Dalam pernyataan resmi Eramet, kemitraan dengan BASF sudah dimulai sejak 2020. Kala itu, kedua perusahaan asal Eropa ini menandatangani perjanjian untuk menilai potensi untuk mengembangkan dan membangun pabrik pemurnian nikel-kobalt di Weda Bay Indonesia secara bersama.

Namun, pemerintah secara terang-terangan menyampaikan informasi kemitraan pada medio tahun lalu, yang disampaikan oleh Menteri Investasi/Kepala Badan Koordinasi Penanaman Modal (BKPM) Bahlil Lahadalia.

Saat itu, Bahlil mendampingi Presiden Joko Widodo dalam melakukan pertemuan dengan tiga pemimpin perusahaan Eropa yang salah satunya adalah CEO Badische Anilin- und Soda-Fabrik (BASF) Martin Brudermuller di sela kunjungan kenegaraan ke Hannover, Jerman.

Pertemuan ini untuk menindaklanjuti rencana investasi baterai mobil listrik di Maluku Utara yang akan dilakukan oleh BASF. Saat itu, Bahlil menyampaikan BASF akan bekerja sama dengan perusahaan Eramet asal Prancis dalam mengembangkan proyek senilai US$2,6 miliar tersebut.

“BASF dan Eramet menyampaikan secara langsung minat investasinya kepada Bapak Jokowi untuk melakukan investasi di Maluku Utara dalam rangka pembangunan ekosistem baterai mobil,” jelas Bahlil melalui pernyataan resminya, April tahun lalu.

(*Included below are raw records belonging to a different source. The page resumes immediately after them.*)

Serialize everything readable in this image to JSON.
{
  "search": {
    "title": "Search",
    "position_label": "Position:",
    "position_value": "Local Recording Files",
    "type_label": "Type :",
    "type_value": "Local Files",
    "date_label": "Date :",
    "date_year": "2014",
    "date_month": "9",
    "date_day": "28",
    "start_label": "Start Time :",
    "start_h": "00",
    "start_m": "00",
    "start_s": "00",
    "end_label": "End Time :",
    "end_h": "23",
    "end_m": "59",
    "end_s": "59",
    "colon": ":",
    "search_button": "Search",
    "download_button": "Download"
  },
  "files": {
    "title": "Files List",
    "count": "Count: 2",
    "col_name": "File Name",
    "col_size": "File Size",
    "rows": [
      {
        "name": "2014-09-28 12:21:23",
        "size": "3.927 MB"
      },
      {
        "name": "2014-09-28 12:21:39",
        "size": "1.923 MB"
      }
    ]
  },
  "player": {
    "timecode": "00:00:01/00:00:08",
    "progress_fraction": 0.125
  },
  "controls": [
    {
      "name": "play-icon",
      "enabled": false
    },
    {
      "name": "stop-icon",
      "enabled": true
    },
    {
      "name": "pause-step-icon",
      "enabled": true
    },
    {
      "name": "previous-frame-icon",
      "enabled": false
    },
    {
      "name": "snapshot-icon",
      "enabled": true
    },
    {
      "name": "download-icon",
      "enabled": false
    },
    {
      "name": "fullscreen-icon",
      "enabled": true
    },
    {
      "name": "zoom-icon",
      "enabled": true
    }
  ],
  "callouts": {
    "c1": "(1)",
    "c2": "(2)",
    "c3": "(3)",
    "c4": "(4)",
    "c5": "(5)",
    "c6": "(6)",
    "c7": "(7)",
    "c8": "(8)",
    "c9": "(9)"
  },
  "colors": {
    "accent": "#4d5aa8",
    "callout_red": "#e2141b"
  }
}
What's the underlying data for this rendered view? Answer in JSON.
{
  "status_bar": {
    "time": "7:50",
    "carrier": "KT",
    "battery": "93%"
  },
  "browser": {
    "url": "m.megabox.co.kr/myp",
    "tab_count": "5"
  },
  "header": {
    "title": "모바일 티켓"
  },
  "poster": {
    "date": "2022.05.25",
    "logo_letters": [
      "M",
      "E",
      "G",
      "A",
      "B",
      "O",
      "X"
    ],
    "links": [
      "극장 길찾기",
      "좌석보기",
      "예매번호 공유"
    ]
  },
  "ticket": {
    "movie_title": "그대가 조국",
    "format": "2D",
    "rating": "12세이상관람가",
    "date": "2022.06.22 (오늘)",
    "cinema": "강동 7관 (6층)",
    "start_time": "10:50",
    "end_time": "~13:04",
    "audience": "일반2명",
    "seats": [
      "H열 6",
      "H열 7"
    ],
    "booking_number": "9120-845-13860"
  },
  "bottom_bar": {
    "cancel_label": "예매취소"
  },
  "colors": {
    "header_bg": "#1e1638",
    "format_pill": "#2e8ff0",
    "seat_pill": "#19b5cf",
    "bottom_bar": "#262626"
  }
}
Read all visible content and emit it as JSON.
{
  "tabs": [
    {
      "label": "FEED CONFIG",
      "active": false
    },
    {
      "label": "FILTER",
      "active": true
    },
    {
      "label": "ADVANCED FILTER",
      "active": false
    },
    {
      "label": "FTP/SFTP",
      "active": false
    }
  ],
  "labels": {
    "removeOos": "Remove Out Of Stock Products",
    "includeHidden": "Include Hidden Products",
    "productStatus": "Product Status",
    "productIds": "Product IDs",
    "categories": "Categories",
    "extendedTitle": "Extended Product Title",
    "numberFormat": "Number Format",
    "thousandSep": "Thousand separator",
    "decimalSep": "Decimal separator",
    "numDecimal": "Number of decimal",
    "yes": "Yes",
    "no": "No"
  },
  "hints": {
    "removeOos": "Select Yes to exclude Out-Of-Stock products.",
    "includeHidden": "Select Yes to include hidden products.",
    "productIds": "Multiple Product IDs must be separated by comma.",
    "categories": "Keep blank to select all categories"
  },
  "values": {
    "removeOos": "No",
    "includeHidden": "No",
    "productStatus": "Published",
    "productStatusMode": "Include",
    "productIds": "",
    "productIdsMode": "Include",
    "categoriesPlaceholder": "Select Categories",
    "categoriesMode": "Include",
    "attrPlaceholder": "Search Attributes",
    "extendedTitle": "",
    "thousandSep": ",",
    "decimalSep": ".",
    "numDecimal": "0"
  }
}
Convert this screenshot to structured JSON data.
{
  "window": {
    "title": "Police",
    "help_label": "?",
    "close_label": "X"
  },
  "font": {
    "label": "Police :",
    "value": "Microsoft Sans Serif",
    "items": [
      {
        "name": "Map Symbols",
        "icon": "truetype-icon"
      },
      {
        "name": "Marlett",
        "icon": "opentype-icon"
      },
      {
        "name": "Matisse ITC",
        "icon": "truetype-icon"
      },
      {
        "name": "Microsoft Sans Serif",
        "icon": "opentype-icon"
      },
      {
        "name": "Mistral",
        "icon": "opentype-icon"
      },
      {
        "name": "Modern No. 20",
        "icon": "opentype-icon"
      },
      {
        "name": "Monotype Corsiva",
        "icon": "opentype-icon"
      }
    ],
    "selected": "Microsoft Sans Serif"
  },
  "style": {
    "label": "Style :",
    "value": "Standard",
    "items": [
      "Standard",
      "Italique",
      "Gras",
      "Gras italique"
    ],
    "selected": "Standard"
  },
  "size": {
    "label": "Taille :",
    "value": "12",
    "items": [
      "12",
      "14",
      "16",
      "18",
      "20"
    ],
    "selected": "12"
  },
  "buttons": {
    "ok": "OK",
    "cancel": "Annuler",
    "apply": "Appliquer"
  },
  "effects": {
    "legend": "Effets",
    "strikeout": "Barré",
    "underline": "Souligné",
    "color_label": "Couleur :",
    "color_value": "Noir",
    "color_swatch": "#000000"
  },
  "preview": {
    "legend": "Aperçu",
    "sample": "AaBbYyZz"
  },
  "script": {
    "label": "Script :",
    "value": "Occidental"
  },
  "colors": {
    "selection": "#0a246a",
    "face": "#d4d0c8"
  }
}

Bahlil saat itu juga menyebut pembangunan proyek ini akan memperhatikan lingkungan, serta memakai energi hijau.

“Ini adalah sebuah momentum yang tepat untuk menyampaikan kepada dunia bahwa Indonesia terbuka dalam hal menarik investasi tidak hanya di benua Asia tapi juga dari benua Eropa".

"Ini sebagai bentuk investasi yang inklusif dan sekaligus menganulir cara berpikir orang yang mengatakan seolah-olah pengelolaan tambang di Indonesia tidak memperhatikan kaidah-kaidah yang ada pada standar internasional. Insya Allah ke depan investasi ini akan semakin baik,” ungkap Bahlil.

Awal tahun lalu, Bahlil juga bertemu dengan pihak BASF untuk mendiskusikan rencana investasi ini saat berada di World Economic Forum (WEF) Davos 2023 pada Januari.

Kala itu, BASF memang menyampaikan minatnya memproduksi MHP menjadi prekursor baterai listrik, dengan kapasitas produksi sebesar 67.000 ton nikel/tahun dan 7.500 ton kobalt/tahun.

Bahlil pun optimistis proyek Sonic Bay tersebut akan diselesaikan BASF dan Eramet tepat waktu. Sayangnya, keduanya mengumumkan hengkang dari proyek itu pada Juni 2024.